Evaluate smart cart idea with hypotheses and experiment
Company: PayPal
Role: Data Scientist
Category: Analytics & Experimentation
Difficulty: medium
Interview Round: Onsite
Instacart partners with a local grocery store to introduce a “smart cart” in the physical store.
The smart cart UI lets shoppers:
1) search/browse items that exist in the current store and see in-store prices, and
2) also see items and prices from other nearby stores available on the Instacart app.
You are a Senior Data Scientist asked to evaluate whether this is a good product idea.
1) What are the key hypotheses (primary and secondary) for how this smart cart could impact the business? Consider potential positive and negative effects.

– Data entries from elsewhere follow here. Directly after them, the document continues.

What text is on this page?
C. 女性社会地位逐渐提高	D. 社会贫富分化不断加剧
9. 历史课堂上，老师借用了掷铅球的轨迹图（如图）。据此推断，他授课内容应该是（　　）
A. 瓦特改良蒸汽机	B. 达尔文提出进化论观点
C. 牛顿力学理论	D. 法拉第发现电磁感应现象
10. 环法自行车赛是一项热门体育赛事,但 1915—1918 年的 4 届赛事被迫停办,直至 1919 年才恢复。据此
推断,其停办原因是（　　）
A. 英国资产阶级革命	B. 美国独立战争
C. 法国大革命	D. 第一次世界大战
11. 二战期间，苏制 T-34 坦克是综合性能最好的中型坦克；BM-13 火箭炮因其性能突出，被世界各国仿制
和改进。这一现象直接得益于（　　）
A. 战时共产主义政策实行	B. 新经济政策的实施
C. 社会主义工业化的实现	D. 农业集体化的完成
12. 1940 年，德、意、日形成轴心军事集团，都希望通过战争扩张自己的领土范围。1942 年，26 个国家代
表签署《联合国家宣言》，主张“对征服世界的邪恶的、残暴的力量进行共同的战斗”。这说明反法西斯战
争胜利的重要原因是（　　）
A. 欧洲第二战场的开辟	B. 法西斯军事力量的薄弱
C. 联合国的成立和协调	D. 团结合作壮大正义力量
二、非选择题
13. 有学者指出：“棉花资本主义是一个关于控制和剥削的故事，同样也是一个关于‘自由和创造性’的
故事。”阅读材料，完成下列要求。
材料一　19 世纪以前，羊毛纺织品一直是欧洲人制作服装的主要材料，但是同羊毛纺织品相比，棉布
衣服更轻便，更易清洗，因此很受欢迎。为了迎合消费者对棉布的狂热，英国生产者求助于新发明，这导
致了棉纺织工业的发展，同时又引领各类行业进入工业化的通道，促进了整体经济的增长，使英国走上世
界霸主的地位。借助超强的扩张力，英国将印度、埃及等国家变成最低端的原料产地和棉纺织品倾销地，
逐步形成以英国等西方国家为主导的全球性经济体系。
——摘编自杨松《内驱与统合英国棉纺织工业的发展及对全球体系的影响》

2) What metrics would you track? Specify at least:
- a primary success metric,
- 2–4 supporting diagnostic metrics,
- 1–3 guardrail metrics.
Make sure you address tradeoffs like cross-store switching/cannibalization and user experience.
3) How would you design an experiment to measure causal impact? Include:
- unit of randomization (user, trip, cart, store, day, etc.),
- how you would handle interference/spillovers (e.g., shoppers seeing others use the cart),
- required logging/instrumentation,
- rough power/MDE considerations and how you’d estimate them.
4) If you cannot run a clean randomized experiment, propose a credible quasi-experimental alternative (e.g., diff-in-diff) and key assumptions to validate.
Quick Answer: This Analytics & Experimentation prompt evaluates experimental design, causal inference, product-metrics definition, instrumentation and diagnostic/guardrail metric selection at a senior-level Data Scientist abstraction for a physical-retail smart-cart feature.